Payne-Gaposchkin, Celia Helena

Cecilia Payne-Gaposchkin was a British-American astronomer (née Payne) who became the first female full professor at Harvard and one of the founders of modern astrophysics. She was among the first to apply the laws of atomic physics to the study of the temperature and density of stars, and the first to conclude that hydrogen and helium are the two most common elements in the universe.


Her Ph.D. dissertation, entitled "Stellar Atmospheres: A Contribution to the Observational Study of High Temperature in the Reversing Layers of Stars" (1925), was later acclaimed as the best in 20th century astronomy. In it, she argued that the great variation in stellar absorption lines was due to differing amounts of ionization (related to differing temperatures), and not, as was generally supposed, to significant differences in chemical composition.
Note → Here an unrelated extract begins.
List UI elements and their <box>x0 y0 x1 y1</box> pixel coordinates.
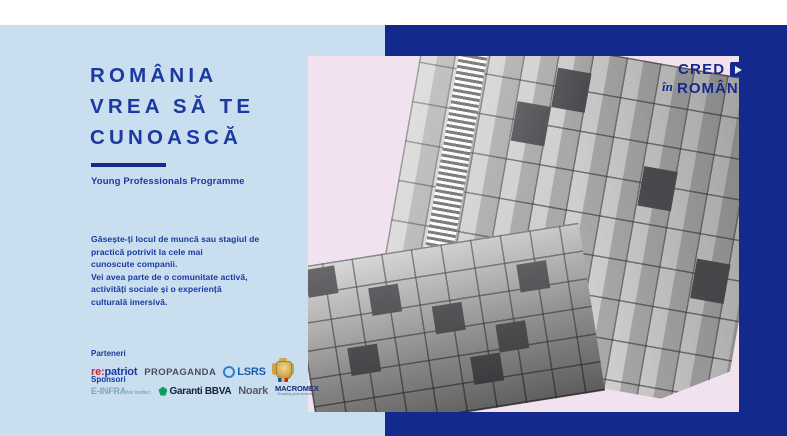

She correctly posited that silicon, carbon, and other common heavy elements seen in the Sun occurred in about the same relative amounts as on Earth but that helium and particularly hydrogen were vastly more abundant (by about a factor of one million in the case of hydrogen). When she sent a draft of her paper to Henry Russell, he replied that such a result was "clearly impossible." Russell had earlier written a paper in which he argued that if the Earth's crust were heated to the temperature of the Sun its spectrum would look the same. Deferring to Russell's stature as an astronomer, Payne added the comment that her results were "almost certainly not real." Within a few years, however, her claim had been fully vindicated.